TV Review: “Reboot” (Hulu) is Pure Comedy Gold

Steven Levitan has delivered a truly funny, laugh out loud, tears in your eye’s comedy with Reboot. Not only are the laughs sustained throughout the whole series, but there are tender moments of reconciliation amongst family, and an introspective look at how reboots are a great thing for everyone.

Hannah (Rachel Bloom) is an upstart indie filmmaker who has the chance reboot the famed sitcom “Step Right Up” for Hulu. The network executives wonder why an auteur of her status would ever want that, when she explains that her plan is the make the show less cookie cutter, and more genuine.

Given the green light, the original cast, played by Reed Sterling (Keegan-Michael Key) Clay Barber (Johnny Knoxville) Bree Marie Larson (Judy Greer) and child star Zack (Calum Worthy) are recruited to star in the series. The stars have fallen on hard times and readily agree to the new show. Just as Hannah is getting ready to start production, a surprise comes out of nowhere, when the original showrunner Gordon (Paul Reiser) shows up and insists on joining the production.

Multiple shows and movies are being rebooted in one form or another, but Reboot is a fresh take on a concept in film and television. Reboot has a stacked cast of talent that is given ample opportunity to shine. The relationship drama between Bree and Reed is amplified by the immense talent of Keegan-Michael Key and Judy Greer. They are a match made in heaven, playing the washed-up actors who were once in a relationship and who may or may not still have feelings for each other.

Johnny Knoxville gives his best performance to date. Playing the reformed Clay, Knoxville instills his character, who was the heart of debauchery in the original show, with heart, and a desire to do good, but with a hint of a crass streak that feeds into the story perfectly.

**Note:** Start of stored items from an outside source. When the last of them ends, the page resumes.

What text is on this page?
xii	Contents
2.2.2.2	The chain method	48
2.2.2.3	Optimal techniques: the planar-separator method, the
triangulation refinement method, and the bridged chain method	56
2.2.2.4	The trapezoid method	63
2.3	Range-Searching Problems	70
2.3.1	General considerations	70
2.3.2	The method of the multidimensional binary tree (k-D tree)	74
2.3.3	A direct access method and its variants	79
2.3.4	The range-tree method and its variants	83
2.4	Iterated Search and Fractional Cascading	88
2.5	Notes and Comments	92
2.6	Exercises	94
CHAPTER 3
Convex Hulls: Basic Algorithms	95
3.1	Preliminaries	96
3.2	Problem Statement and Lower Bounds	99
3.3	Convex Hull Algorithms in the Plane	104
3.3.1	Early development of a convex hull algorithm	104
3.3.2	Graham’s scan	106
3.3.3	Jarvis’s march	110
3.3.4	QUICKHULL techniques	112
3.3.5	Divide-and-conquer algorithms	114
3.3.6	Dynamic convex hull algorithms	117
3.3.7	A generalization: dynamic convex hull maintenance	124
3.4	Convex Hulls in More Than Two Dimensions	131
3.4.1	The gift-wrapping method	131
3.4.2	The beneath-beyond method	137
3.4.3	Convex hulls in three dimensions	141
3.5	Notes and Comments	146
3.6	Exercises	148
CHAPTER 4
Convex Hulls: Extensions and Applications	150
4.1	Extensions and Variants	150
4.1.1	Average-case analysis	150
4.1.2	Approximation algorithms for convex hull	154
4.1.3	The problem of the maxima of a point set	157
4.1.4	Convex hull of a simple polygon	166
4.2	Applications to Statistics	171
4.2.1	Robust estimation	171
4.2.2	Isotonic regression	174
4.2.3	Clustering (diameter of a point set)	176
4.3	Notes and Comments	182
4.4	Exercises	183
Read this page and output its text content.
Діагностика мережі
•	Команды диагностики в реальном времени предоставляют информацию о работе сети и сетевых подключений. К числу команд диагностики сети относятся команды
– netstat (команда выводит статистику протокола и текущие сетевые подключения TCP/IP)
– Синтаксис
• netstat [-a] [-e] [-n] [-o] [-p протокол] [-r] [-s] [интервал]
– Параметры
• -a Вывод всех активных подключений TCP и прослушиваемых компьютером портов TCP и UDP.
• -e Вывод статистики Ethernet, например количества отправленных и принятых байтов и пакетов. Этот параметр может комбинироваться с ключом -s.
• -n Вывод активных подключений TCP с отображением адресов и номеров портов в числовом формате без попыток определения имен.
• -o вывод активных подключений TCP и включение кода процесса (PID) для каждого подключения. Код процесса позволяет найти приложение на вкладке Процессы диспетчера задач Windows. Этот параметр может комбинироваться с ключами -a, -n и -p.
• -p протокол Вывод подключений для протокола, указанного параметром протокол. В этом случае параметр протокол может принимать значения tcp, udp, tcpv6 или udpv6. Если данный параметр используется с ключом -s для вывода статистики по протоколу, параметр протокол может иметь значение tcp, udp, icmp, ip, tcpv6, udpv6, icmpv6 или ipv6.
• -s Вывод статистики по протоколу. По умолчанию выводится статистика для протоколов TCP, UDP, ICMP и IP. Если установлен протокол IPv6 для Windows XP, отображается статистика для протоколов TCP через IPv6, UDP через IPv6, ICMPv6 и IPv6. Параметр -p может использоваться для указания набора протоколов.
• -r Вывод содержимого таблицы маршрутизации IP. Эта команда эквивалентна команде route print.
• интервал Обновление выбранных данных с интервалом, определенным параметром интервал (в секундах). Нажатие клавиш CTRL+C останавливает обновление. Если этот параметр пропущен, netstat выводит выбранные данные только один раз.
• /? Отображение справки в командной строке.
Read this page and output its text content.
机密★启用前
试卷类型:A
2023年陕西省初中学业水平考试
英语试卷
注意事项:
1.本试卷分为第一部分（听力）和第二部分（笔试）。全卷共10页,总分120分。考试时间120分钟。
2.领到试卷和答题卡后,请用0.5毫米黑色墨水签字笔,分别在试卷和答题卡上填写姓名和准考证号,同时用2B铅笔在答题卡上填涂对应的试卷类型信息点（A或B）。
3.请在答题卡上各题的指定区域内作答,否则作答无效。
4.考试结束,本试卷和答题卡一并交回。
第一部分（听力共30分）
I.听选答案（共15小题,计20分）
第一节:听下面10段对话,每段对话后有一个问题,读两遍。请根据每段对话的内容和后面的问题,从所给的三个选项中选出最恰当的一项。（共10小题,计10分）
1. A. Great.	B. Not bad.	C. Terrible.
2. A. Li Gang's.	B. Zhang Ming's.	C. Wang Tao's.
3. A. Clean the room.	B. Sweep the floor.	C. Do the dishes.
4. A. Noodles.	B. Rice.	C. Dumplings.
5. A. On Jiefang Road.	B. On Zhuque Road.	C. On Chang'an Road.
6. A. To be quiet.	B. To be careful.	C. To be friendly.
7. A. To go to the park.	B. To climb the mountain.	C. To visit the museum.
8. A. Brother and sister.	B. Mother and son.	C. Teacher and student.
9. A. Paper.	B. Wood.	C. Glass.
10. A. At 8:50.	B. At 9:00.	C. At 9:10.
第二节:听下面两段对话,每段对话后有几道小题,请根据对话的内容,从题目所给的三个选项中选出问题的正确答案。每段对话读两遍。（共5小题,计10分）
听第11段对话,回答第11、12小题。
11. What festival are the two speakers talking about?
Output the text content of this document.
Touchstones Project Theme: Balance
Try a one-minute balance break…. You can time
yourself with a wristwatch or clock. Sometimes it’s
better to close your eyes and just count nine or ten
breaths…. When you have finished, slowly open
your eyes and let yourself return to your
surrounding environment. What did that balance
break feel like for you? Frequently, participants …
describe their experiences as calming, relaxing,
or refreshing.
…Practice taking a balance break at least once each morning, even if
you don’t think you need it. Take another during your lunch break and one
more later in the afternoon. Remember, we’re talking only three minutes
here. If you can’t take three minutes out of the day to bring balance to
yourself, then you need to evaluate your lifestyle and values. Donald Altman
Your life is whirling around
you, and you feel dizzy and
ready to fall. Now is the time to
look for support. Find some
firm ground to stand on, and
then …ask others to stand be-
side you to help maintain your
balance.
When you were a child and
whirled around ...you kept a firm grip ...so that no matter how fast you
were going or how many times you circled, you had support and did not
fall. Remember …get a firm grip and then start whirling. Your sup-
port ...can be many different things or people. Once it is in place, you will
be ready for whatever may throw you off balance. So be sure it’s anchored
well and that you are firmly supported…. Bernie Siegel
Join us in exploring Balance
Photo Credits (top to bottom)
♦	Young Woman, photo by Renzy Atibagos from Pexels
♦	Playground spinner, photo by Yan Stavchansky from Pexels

Rachel Bloom as Hannah is a joy to watch, as she struggles to deal with the actor’s needs while accommodating the writers, working to make the show a success, and dealing with sharing duties with Gordon. While the audience will laugh with Hannah, viewers with empathize with her because she isn’t jaded by success or the Hollywood system. Hannah is a good person, and Rachel Bloom makes Hannah a refreshing new and vibrant character in a world that is looking to recapture past magic.

Paul Reiser is a gift in the role of Gordon. From his first scene, Reiser makes Gordon a throwback, cynical talent who has survived the Hollywood game, and refuses to change – that is until he and Hannah start working together. Reiser is one part curmudgeon, but also a gifted producer who has the power to bring funny people together. There’s a lot not to like about Gordon, but Paul Reiser’s brilliant portrayal makes us laugh with joy as Gordon navigates a world he knows well in a brand new boat.

Calum Worthy plays the grown-up version of Zack, who was the child star of the original show. Worthy lives up to his moniker as he fights for screen time making Zack a much-needed bit of comic relief while showing viewers that he is one of the few people on set who is comfortable with himself.

Reboot is very much an actor’s feast for comedy, but the chemistry between the cast, whether it's Greer and Key trying to figure out how to work together, Knoxville trying to make sense of Clay’s present while reconciling with the past, or Bloom and Reiser’s banter in the writer’s room and then dumping tasks on each other, is what makes the show a gigantic diamond in a streaming mountain of content.

Viewers will get sucked in by the talented leads, the incredible writing that delivers each episode, and the behind the scenes look at making a rebooted sitcom. From the hijinks of the cast to the unfortunate saying that gets attached to Dennis, one of the nicest crew members, Reboot is funny with a capital F, and not to be missed.